WASHINGTON – Samantha Nerove is in a smart suit with matching bracelet and a necklace, her hair in a stylish French twist. She doesn’t look like the image many people have of a wounded warrior. She’s not in a wheelchair. She has all her limbs. But she came home a wounded warrior and the PTSD was crippling.
“I was medivac’d in from the old Walter Reed from Baghdad. With severe PTSD. And I was not in good shape. I didn’t know if I could get through each day. I couldn’t see through the next day and next week wasn’t even on my horizon. I didn’t eat with people, I didn’t want to be around people. I would go into the dining facility, get my food to go, take it out to my car, sit in my car and eat it,” Nerove says.
But she noticed that every Friday, a group of musicians, a trio playing stringed instruments came to play.
“I would walk out,” she says. And Nerove made an unnerving discovery. She had no recall of music. She could enjoy it when it was played in front of her but ask her to hum a tune and she couldn’t do it.
“I couldn’t hear music in my heart or my soul … the music was gone.”
Nerove takes a moment to collect herself, but the tears well up in her eyes.
“One of the things that had been destroyed by the rockets and the bombs and the bullets and the bodies was music. It had been blown out of me mentally,” she says.
Ginger Hildebrand, one of the musicians with Trio Galilei understands that.
“When people like that close their eyes, sometimes all they hear is gunfire. So what we try to do is give them something to focus on that’s nice and relaxing instead of that,” says Hildebrand. And after five years of playing for the wounded warriors, first at Malone House at the Old Walter Reed Medical Center and now at Naval Support Activity Bethesda – the home of the new Walter Reed National Military Medical Center – the musicians were being recognized.

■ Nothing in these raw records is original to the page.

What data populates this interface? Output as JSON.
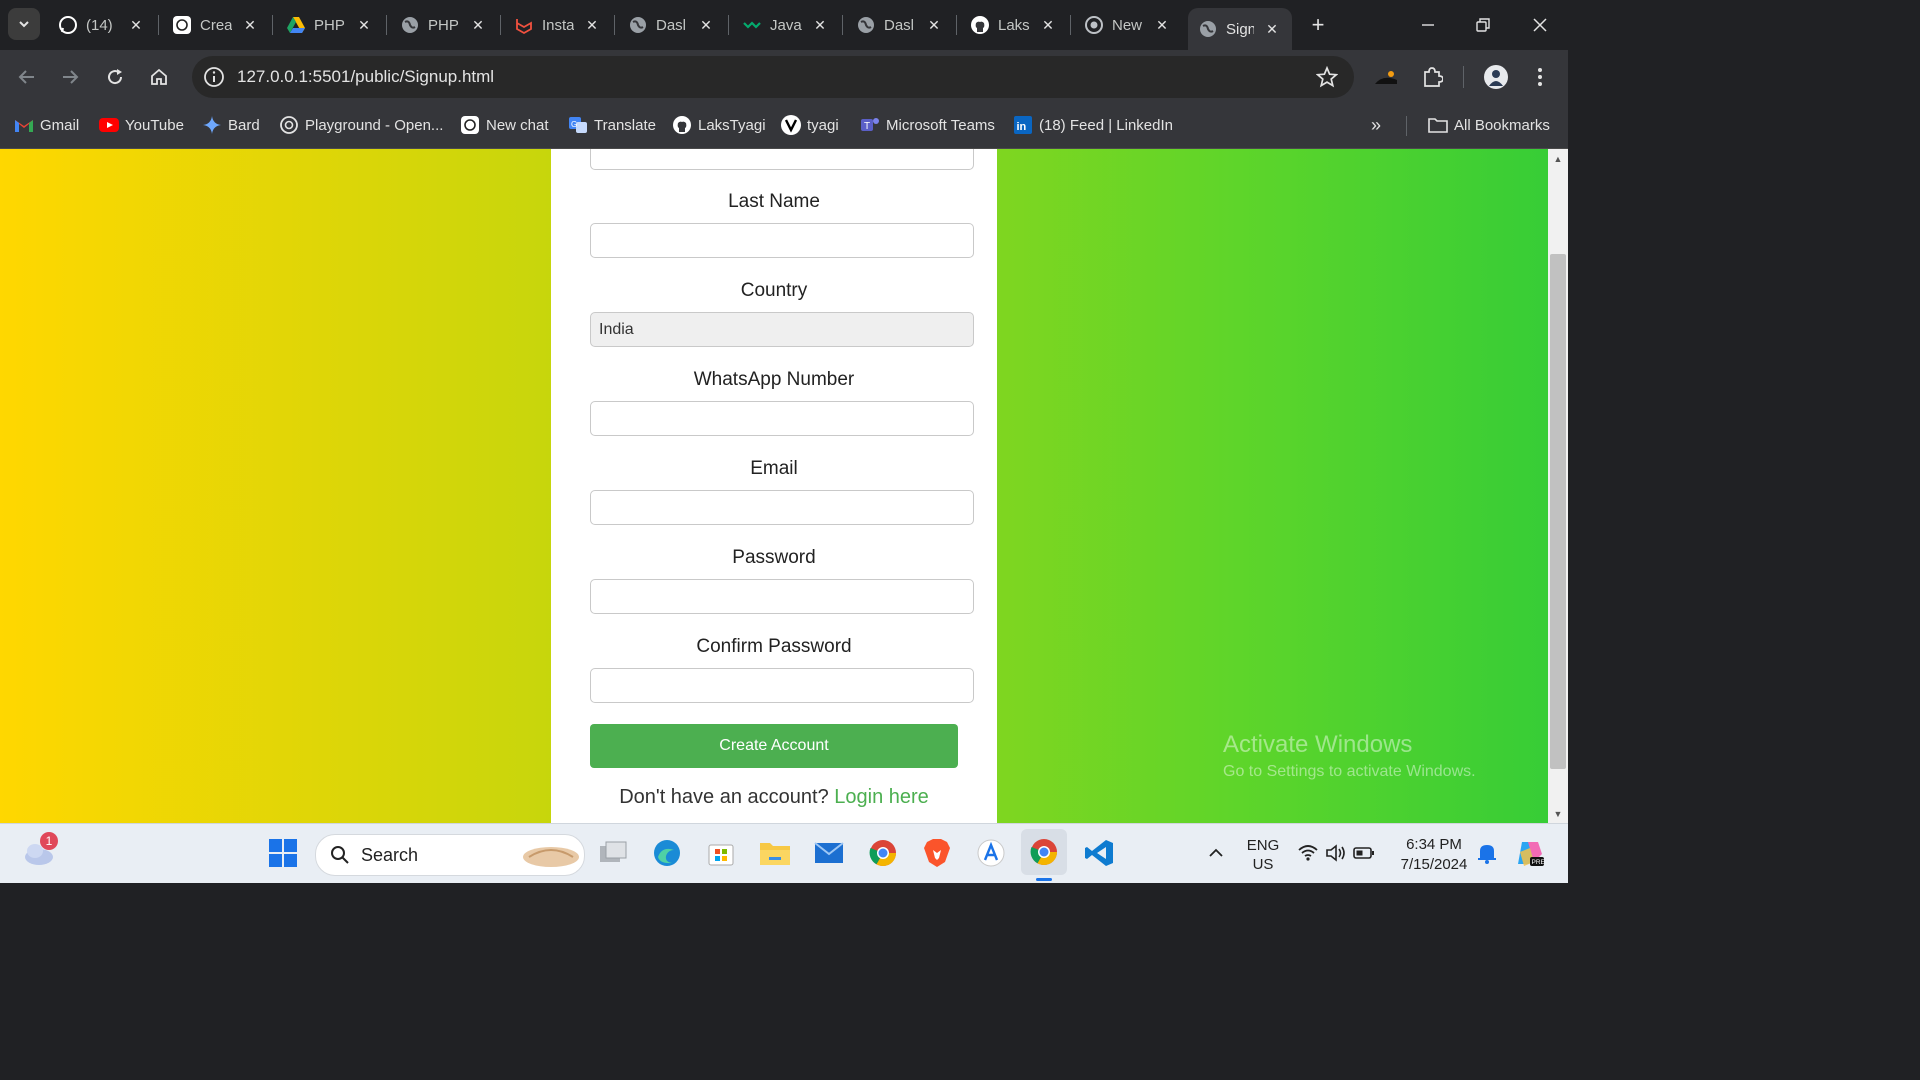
{
  "browser": {
    "tabs": [
      {
        "title": "(14)",
        "icon": "whatsapp-icon"
      },
      {
        "title": "Crea",
        "icon": "openai-icon"
      },
      {
        "title": "PHP",
        "icon": "google-drive-icon"
      },
      {
        "title": "PHP",
        "icon": "globe-icon"
      },
      {
        "title": "Insta",
        "icon": "laravel-icon"
      },
      {
        "title": "Dasl",
        "icon": "globe-icon"
      },
      {
        "title": "Java",
        "icon": "w3schools-icon"
      },
      {
        "title": "Dasl",
        "icon": "globe-icon"
      },
      {
        "title": "Laks",
        "icon": "github-icon"
      },
      {
        "title": "New",
        "icon": "openai-icon"
      },
      {
        "title": "Sign",
        "icon": "globe-icon",
        "active": true
      }
    ],
    "close_glyph": "✕",
    "new_tab_glyph": "+",
    "url": "127.0.0.1:5501/public/Signup.html",
    "bookmarks": [
      {
        "label": "Gmail",
        "icon": "gmail-icon"
      },
      {
        "label": "YouTube",
        "icon": "youtube-icon"
      },
      {
        "label": "Bard",
        "icon": "bard-icon"
      },
      {
        "label": "Playground - Open...",
        "icon": "openai-icon"
      },
      {
        "label": "New chat",
        "icon": "openai-icon"
      },
      {
        "label": "Translate",
        "icon": "translate-icon"
      },
      {
        "label": "LaksTyagi",
        "icon": "github-icon"
      },
      {
        "label": "tyagi",
        "icon": "v-icon"
      },
      {
        "label": "Microsoft Teams",
        "icon": "teams-icon"
      },
      {
        "label": "(18) Feed | LinkedIn",
        "icon": "linkedin-icon"
      }
    ],
    "all_bookmarks": "All Bookmarks",
    "overflow_glyph": "»"
  },
  "form": {
    "last_name_label": "Last Name",
    "country_label": "Country",
    "country_value": "India",
    "whatsapp_label": "WhatsApp Number",
    "email_label": "Email",
    "password_label": "Password",
    "confirm_password_label": "Confirm Password",
    "create_button": "Create Account",
    "footer_text": "Don't have an account?",
    "login_link": "Login here"
  },
  "watermark": {
    "line1": "Activate Windows",
    "line2": "Go to Settings to activate Windows."
  },
  "taskbar": {
    "search_label": "Search",
    "weather_badge": "1",
    "lang_line1": "ENG",
    "lang_line2": "US",
    "time": "6:34 PM",
    "date": "7/15/2024"
  },
  "colors": {
    "accent_green": "#4caf50",
    "gradient_left": "#FFD700",
    "gradient_right": "#32CD32"
  }
}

Maryland Comptroller Peter Franchot made the presentation of the William Donald Schaefer Helping People Award for Montgomery County.
“In appreciation for your tireless commitment to our nation’s wounded warriors and to their families. The often elusive comfort and solace your music provides these young men and women is inspirational with my sincerest wishes for continued success,” he says.
Carolyn Surrick, who plays the viola da gamba (think a tiny cello or a viola on steroids) accepted the award.
“The idea was not to change the world by millions of people at a time, it was really to change the world by one person at a time. And we felt if we had made one person’s day better that day, we had succeeded,” Surrick says.
Hildebrand, who plays guitar and violin, says they have made friends along the way and they feel the ups and downs of the wounded warriors they play for. “It’s not a tearless endeavor. It really rips your heart out at times,” says Hildebrand. But there are rich rewards.
“We’ve been told many times that the work they’ve done on CD has allowed people to sleep,” she says.
And while most musicians might be stung by that, Hildebrand says that of course is the intent, to provide soothing, calming and relaxing experiences. It is not a party CD.
For Nerove, the wounded warrior, the music on that CD, and the weekly visits, proved healing.
“Out of the blue one day, I just started humming a tune. They brought the music back,” Nerove says.